I move closer, crowding her against the wall. Not threatening, just... close. Needing proximity in a way I don't want to examine.

"She's having them less," I say. "The nightmares. Since you came, they've decreased."

"Really?" Hope lights her face, genuine and unguarded.

"Really." My hand comes up, cups her face. She leans into the touch instinctively. "You're good with her, Valerie. Good for her."

"She's easy to love." The words come out simple, honest. "She's just this sweet, brave little girl who's been through hell, and all she wants is to feel safe. How could I not love her?"

The honesty does something to me.

Cracks something open that's been sealed shut since I found Katya's body, since I held my dead son, since I realized love makes you vulnerable and vulnerability gets you or people around you killed.

But Mila's thriving. Laughing again. Talking more. Clinging to Valerie like she's safety incarnate.

And maybe—maybe that's worth the risk.

"Come on." I pull her down the hallway, not toward her room but toward the main stairs. "There's something I want to show you."

She follows without question, and that trust does something to me too.

Downstairs, I lead her through corridors she's cleaned a dozen times. Past the formal rooms where I meet with other Bratva families. Past the study where I handle surface business.

To the west wing offices, where the real work happens.

"This is the legitimate side." I unlock a door, flip on the lights. "Real estate holdings, import/export companies, construction firms. All legal, all profitable, all boring as fuck."

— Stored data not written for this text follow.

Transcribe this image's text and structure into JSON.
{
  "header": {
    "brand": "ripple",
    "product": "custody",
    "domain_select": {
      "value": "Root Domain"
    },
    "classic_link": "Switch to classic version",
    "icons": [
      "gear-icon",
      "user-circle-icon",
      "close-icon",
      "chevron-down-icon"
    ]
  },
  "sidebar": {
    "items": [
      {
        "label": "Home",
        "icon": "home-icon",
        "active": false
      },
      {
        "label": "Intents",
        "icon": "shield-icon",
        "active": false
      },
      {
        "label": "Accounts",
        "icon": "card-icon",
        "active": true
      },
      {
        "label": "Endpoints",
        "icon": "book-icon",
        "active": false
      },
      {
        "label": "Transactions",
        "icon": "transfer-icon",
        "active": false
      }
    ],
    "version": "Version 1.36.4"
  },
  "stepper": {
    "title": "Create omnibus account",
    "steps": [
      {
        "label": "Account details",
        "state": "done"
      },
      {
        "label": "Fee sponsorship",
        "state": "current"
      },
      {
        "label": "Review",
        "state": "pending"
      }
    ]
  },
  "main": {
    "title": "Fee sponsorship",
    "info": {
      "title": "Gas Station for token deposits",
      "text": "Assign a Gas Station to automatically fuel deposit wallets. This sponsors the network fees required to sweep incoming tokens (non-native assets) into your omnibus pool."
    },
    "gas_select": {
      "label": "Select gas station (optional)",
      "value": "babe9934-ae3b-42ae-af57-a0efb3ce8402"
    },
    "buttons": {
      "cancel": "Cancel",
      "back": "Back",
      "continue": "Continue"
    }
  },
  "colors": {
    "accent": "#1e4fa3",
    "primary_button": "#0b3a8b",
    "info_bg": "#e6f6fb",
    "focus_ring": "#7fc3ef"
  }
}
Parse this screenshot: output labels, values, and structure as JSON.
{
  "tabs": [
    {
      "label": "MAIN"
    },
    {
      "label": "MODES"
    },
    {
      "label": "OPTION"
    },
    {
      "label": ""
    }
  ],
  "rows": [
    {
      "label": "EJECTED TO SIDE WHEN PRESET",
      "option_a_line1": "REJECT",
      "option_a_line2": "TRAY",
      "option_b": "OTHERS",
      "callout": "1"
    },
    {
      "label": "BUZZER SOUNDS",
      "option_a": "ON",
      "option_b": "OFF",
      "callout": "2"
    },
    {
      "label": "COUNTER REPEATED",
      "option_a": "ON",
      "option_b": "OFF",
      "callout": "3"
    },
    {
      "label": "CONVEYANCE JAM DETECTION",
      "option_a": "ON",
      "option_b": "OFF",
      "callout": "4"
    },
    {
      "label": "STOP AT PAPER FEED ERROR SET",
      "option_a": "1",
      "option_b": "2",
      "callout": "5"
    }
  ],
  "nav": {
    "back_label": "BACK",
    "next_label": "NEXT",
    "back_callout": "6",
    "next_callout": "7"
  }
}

She steps inside, eyes wide. The office is sleek—glass and steel, computers displaying property portfolios and shipping manifests. Nothing illegal, nothing that would raise flags with authorities.

"You run all this?"

"Mikhail handles day-to-day operations. I oversee strategy, acquisitions, expansion." I pull up files on the nearest monitor. "We own sixty-three properties across the tri-state area. Twelve construction companies. Six import firms that move everything from furniture to electronics."

"That's... massive."

"It's cover." I close that file, open another. "But it's also real. Employs over two thousand people. Generates enough revenue that the other side funds itself without drawing attention."

She's looking at the screen, genuinely interested. Asks intelligent questions about revenue streams, property values, and expansion strategies. Not pretending to understand, but actually understands.